Kant dit avec profondeur que dans la connaissance l'imagination travaille au profit de l'entendement tandis que dans l'art l'entendement travaille au profit de l'imagination.

C'est-à-dire: l'idée ou les faits prosaïques ne sont là que pour donner au créateur l'occasion de leur chercher des emblèmes sensibles et d'en tracer le monogramme visible et sonore.

Le sens du film est incorporé à son rythme comme le sens d'un geste est immédiatement lisible dans le geste, et le film ne veut rien dire que lui-même.

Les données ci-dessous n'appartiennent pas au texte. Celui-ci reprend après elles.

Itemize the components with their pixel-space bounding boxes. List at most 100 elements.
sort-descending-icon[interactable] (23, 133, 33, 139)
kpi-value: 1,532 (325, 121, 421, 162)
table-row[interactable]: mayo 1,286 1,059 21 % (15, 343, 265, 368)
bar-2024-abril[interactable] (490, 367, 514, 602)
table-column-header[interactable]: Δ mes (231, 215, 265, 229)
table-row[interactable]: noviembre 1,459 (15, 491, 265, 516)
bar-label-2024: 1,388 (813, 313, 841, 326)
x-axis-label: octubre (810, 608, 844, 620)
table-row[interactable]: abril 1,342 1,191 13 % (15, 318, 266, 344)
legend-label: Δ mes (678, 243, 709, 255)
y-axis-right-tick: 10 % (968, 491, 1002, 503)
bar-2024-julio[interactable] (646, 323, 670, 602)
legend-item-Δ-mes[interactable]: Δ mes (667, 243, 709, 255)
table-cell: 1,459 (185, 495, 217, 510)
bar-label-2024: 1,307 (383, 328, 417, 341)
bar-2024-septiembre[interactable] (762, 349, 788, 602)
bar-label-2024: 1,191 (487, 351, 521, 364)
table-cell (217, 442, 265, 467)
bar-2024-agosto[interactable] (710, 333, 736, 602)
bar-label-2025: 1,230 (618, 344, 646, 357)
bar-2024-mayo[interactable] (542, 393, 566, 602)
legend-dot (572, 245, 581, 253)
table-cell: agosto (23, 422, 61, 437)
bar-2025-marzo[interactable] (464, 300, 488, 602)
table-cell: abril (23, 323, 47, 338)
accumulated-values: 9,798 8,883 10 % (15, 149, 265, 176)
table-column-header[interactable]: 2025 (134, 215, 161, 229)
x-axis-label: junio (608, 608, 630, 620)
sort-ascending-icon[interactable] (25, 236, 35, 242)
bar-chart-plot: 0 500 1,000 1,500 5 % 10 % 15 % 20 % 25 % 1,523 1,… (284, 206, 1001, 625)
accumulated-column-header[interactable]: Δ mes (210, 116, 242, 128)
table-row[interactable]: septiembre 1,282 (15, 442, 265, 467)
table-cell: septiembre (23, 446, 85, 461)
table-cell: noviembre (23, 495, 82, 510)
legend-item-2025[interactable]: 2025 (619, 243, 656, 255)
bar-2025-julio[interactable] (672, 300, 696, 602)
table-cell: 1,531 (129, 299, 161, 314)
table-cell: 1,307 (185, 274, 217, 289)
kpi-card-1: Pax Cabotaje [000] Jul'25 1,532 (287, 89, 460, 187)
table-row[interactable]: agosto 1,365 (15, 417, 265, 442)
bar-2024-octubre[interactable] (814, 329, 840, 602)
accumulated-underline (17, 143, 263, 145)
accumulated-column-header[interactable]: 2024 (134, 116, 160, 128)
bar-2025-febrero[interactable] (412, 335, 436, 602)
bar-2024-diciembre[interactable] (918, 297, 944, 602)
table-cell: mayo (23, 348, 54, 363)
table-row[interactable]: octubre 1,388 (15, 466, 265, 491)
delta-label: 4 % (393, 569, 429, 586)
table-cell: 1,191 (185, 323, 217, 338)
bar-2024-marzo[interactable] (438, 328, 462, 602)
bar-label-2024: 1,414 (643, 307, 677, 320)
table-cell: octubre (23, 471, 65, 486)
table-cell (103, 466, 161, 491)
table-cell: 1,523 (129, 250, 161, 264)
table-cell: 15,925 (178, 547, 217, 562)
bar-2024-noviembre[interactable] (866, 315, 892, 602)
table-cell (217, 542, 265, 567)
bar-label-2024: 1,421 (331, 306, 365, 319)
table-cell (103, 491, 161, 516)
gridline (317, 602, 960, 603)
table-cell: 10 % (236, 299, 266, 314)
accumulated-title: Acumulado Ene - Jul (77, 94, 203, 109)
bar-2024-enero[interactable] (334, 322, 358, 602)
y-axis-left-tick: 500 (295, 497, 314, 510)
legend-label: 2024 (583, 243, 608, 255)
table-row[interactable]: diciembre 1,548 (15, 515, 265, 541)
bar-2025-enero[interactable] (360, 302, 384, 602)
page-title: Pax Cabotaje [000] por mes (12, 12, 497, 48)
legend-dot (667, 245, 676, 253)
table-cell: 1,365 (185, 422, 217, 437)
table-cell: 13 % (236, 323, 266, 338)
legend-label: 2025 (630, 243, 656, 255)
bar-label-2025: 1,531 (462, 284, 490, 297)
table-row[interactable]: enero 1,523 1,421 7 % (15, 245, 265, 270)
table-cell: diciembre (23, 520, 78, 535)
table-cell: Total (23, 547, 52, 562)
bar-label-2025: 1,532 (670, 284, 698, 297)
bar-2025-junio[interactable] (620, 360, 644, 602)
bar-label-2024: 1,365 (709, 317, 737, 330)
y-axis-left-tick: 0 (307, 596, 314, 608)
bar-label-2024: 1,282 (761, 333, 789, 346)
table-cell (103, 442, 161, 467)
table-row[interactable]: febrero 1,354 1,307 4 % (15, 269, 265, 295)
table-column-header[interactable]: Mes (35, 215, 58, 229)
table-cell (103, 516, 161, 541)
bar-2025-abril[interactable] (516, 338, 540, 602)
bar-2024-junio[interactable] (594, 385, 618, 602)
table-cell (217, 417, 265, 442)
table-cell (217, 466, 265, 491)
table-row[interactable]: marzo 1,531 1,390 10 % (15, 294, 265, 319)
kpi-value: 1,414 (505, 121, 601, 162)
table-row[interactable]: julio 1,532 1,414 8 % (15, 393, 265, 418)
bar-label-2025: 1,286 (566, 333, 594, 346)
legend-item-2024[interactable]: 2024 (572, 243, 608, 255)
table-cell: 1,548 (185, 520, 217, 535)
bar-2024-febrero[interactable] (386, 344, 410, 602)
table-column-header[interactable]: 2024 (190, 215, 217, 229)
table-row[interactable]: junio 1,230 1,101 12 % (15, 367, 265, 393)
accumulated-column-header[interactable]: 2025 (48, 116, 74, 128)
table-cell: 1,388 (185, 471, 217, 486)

U idée est ici rendue à l'état naissant, elle émerge de la structure temporelle du film, comme dans un tableau de la coexistence de ses parties.

C'est le bonheur de l'art de montrer comment quelque chose se met à signifier, non par allusion à des idées déjà formées et acquises, mais par l'arrangement temporel ou spatial des éléments. On pourrait croire qu'une oeuvre d'art renvoie au fond à des faits ou à des idées de la vie réelle.

Dans ce cas, où serait la démarcation entre l'art et la réalité ? La position de Merleau-Ponty laisse plutôt entendre que l'art ne se constitue pas à partir d'un sens préexistant, mais qu'il est constitutif de son propre sens, né de l'agencement de ses formes. La fonction de l'art n'est pas de nous faire connaître la réalité. • L'art n'est pas un simple résumé du réel, sinon quelle serait sa spécificité ? • L'exemple du cinéma, rapporté par Merleau-Ponty, est particulièrement bien choisi, puisqu'un film est facilement racontable, comme si tout son intérêt se réduisait à son scénario. • Or, le créateur n'use de l'entendement (des idées) que comme un instrument au service de l'imagination, pour reprendre la terminologie kantienne.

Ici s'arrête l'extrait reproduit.